Once the meal has been finished, the down-laden youngster usually moves to the middle of its king-sized home and does a little napping. There is often a wind with some bite coursing past the nest.

In most years, the adult eagles have laid eggs in the chill of February and then had to keep them warm, as not only the cold of the winter warred against them, but also the constant wind and occasional snow. Some seasons have seen them huddled with the prized eggs under them, as the snow settled forcefully against their bodies. The eggs didn’t survive the weather’s onslaught.

But this year, the fertilized egg came later. And the parental nurturing has been rewarded with a downy baby.

Now with May on the calendar, the snow is no more and the wind not as menacing.

The eaglet is slowly losing his earlier fuzz, and the oncoming feathers have overtaken the earlier protective gray covering.

As the top of the tree sways and gives pause to the viewer, the little one grows more rapidly toward adulthood. The ever-vigilant parents do their food-chasing chores.

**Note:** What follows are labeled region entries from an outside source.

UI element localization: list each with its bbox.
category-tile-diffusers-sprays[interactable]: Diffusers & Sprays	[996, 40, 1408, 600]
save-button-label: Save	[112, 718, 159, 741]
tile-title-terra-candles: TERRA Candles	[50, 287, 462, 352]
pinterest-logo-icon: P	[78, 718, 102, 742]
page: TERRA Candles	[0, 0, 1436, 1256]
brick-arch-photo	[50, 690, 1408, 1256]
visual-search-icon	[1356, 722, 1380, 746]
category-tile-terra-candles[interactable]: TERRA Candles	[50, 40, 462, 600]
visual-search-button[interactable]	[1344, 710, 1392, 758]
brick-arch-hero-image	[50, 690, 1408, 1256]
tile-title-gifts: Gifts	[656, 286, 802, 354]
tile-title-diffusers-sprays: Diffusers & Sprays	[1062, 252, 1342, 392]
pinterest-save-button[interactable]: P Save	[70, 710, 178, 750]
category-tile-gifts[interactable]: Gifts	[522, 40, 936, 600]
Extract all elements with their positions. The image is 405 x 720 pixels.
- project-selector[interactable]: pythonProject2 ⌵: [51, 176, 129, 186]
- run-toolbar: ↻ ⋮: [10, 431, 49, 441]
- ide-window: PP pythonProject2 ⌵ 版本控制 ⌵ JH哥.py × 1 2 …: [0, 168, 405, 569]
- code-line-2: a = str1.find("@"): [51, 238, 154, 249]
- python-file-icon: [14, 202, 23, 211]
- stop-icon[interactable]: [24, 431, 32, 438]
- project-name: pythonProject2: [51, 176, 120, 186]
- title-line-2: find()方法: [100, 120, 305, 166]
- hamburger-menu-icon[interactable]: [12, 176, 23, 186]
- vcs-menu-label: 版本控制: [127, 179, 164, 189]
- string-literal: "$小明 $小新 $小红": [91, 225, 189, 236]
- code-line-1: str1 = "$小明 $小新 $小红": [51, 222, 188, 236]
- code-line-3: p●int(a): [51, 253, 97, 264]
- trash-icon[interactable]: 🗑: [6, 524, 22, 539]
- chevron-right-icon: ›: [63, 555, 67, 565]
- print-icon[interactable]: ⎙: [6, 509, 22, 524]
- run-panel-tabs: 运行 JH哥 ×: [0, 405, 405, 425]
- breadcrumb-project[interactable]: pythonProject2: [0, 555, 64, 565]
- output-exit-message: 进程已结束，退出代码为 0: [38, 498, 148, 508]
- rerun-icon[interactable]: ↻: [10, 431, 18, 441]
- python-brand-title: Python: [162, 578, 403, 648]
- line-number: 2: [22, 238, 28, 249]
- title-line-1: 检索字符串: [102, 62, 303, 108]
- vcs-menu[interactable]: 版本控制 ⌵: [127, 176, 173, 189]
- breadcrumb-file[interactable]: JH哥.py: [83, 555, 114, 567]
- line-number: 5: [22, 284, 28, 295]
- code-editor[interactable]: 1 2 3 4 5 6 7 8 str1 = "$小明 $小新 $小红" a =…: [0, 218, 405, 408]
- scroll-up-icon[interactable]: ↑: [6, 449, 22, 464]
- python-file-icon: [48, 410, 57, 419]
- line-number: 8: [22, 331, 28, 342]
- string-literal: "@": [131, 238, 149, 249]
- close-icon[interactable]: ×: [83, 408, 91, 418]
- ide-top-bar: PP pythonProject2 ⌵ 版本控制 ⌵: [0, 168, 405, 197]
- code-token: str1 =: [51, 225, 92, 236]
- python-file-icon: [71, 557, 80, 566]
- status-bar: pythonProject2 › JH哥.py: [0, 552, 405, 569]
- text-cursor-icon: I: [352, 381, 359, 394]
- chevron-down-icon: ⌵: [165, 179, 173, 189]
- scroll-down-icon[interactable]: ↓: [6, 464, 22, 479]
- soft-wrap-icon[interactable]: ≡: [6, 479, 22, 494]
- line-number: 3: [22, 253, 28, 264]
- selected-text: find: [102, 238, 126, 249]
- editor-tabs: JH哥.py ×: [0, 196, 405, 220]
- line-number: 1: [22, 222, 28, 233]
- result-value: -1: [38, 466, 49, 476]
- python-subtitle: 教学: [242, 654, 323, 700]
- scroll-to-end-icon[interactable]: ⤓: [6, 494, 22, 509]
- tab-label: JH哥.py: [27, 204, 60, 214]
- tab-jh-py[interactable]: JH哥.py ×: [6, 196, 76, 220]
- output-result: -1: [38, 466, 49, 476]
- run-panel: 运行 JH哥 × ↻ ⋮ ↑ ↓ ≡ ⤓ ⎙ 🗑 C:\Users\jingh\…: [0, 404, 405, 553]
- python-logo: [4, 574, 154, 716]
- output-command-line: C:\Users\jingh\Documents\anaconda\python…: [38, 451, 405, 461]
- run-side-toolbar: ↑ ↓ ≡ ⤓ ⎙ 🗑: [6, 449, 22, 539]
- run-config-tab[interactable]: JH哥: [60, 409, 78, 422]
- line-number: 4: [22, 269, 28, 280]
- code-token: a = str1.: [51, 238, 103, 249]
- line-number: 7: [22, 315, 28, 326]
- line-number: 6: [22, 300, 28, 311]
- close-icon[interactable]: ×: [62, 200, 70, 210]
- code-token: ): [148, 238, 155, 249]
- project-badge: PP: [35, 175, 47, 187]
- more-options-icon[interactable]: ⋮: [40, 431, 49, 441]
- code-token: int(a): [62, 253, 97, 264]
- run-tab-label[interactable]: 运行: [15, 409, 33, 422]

Danger seems to follow every mean gust of wind. The rain comes and goes, and then come in its spurts once more. But with every passing day, the chances of the eaglet reaching adulthood and then dropping away from the nest in full flight are improved.

Mature flight feathers are still needed. A keener awareness of its surroundings is surely necessary.

But the maturation process seems to be progressing on-schedule.

If the tree-top theater continues on as it has, Shepherdstown should have another bald eagle resident it can count in the 2020 census.